Automated Planning and Scheduling - Overview

Overview

Given a description of the possible initial states of the world, a description of the desired goals, and a description of a set of possible actions, the planning problem is to find a plan that is guaranteed (from any of the initial states) to generate a sequence of actions that leads to one of the goal states.

The difficulty of planning is dependent on the simplifying assumptions employed. Several classes of planning problems can be identified depending on the properties the problems have in several dimensions.

  • Are the actions deterministic or nondeterministic? For nondeterministic actions, are the associated probabilities available?
  • Are the state variables discrete or continuous? If they are discrete, do they have only a finite number of possible values?
  • Can the current state be observed unambiguously? There can be full observability and partial observability.
  • How many initial states are there, one or arbitrarily many?
  • Do actions have a duration?
  • Can several actions be taken concurrently, or is only one action possible at a time?
  • Is the objective of a plan to reach a designated goal state, or to maximize a reward function?
  • Is there only one agent or are there several agents? Are the agents cooperative or selfish? Do all of the agents construct their own plans separately, or are the plans constructed centrally for all agents?

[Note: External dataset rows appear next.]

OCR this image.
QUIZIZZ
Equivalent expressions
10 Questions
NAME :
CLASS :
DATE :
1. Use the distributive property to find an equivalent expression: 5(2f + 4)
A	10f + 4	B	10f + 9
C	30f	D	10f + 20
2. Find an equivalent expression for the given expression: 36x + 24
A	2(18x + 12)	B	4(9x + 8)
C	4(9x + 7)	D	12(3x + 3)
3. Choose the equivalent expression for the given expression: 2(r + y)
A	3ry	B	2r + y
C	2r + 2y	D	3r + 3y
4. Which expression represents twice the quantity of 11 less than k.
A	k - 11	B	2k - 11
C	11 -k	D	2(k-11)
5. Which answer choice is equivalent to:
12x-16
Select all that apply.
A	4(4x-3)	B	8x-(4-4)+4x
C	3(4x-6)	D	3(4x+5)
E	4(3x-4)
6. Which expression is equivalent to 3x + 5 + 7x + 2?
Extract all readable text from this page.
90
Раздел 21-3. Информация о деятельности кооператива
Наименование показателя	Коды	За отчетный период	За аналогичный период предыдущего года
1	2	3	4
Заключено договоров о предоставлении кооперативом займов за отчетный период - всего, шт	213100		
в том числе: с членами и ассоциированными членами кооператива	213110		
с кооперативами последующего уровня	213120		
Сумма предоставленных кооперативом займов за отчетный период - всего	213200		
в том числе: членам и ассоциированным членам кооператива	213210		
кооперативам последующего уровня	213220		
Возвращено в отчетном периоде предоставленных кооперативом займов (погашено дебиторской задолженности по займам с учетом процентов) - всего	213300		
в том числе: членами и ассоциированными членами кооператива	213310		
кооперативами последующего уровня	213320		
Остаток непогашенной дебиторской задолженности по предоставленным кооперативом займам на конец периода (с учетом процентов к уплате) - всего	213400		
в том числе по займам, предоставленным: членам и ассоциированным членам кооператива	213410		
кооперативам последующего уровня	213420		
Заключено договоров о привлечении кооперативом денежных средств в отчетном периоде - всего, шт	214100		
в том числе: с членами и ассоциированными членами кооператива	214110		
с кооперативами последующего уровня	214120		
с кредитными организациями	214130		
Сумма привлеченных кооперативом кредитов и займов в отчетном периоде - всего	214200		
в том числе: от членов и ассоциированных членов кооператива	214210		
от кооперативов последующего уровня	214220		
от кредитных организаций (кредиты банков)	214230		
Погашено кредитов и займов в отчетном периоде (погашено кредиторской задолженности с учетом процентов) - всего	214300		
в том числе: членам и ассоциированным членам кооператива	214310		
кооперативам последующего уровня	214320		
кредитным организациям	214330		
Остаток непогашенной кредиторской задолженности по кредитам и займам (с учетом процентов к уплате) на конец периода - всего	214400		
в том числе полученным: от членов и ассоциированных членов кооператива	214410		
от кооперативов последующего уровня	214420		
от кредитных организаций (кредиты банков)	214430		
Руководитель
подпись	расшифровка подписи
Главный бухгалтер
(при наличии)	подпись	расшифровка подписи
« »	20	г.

The simplest possible planning problem, known as the Classical Planning Problem, is determined by:

  • a unique known initial state,
  • durationless actions,
  • deterministic actions,
  • which can be taken only one at a time,
  • and a single agent.

Since the initial state is known unambiguously, and all actions are deterministic, the state of the world after any sequence of actions can be accurately predicted, and the question of observability is irrelevant for classical planning.

Further, plans can be defined as sequences of actions, because it is always known in advance which actions will be needed.

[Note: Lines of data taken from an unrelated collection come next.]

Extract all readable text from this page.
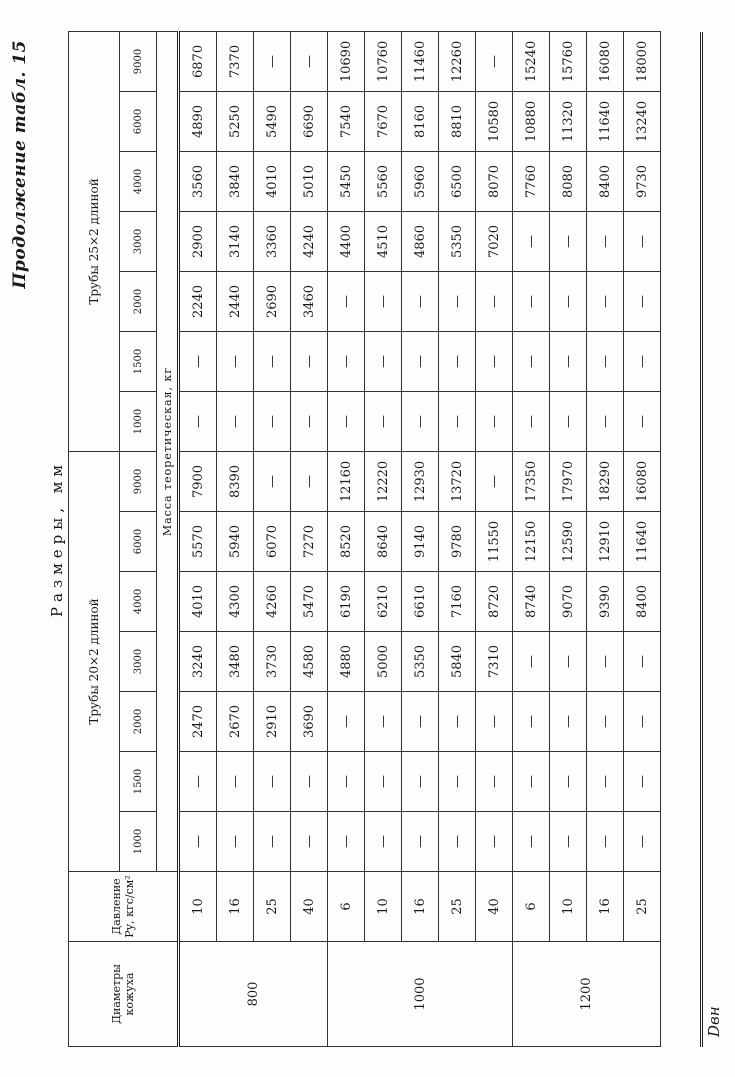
Продолжение табл. 15
Размеры, мм
Диаметры кожуха	Давление Pу, кгс/см²	Трубы 20×2 длиной							Трубы 25×2 длиной						
		1000	1500	2000	3000	4000	6000	9000	1000	1500	2000	3000	4000	6000	9000
		Масса теоретическая, кг													
800	10	—	—	2470	3240	4010	5570	7900	—	—	2240	2900	3560	4890	6870
	16	—	—	2670	3480	4300	5940	8390	—	—	2440	3140	3840	5250	7370
	25	—	—	2910	3730	4260	6070	—	—	—	2690	3360	4010	5490	—
	40	—	—	3690	4580	5470	7270	—	—	—	3460	4240	5010	6690	—
1000	6	—	—	—	4880	6190	8520	12160	—	—	—	4400	5450	7540	10690
	10	—	—	—	5000	6210	8640	12220	—	—	—	4510	5560	7670	10760
	16	—	—	—	5350	6610	9140	12930	—	—	—	4860	5960	8160	11460
	25	—	—	—	5840	7160	9780	13720	—	—	—	5350	6500	8810	12260
	40	—	—	—	7310	8720	11550	—	—	—	—	7020	8070	10580	—
1200	6	—	—	—	—	8740	12150	17350	—	—	—	—	7760	10880	15240
	10	—	—	—	—	9070	12590	17970	—	—	—	—	8080	11320	15760
	16	—	—	—	—	9390	12910	18290	—	—	—	—	8400	11640	16080
	25	—	—	—	—	8400	11640	16080	—	—	—	—	9730	13240	18000
Dвн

With nondeterministic actions or other events outside the control of the agent, the possible executions form a tree, and plans have to determine the appropriate actions for every node of the tree.

discrete-time Markov decision processes (MDP) are planning problems with:

  • durationless actions,
  • nondeterministic actions with probabilities,
  • full observability,
  • maximization of a reward function,
  • and a single agent.

When full observability is replaced by partial observability, planning corresponds to partially observable Markov decision process (POMDP).

If there are more than one agent, we have multi-agent planning, which is closely related to game theory.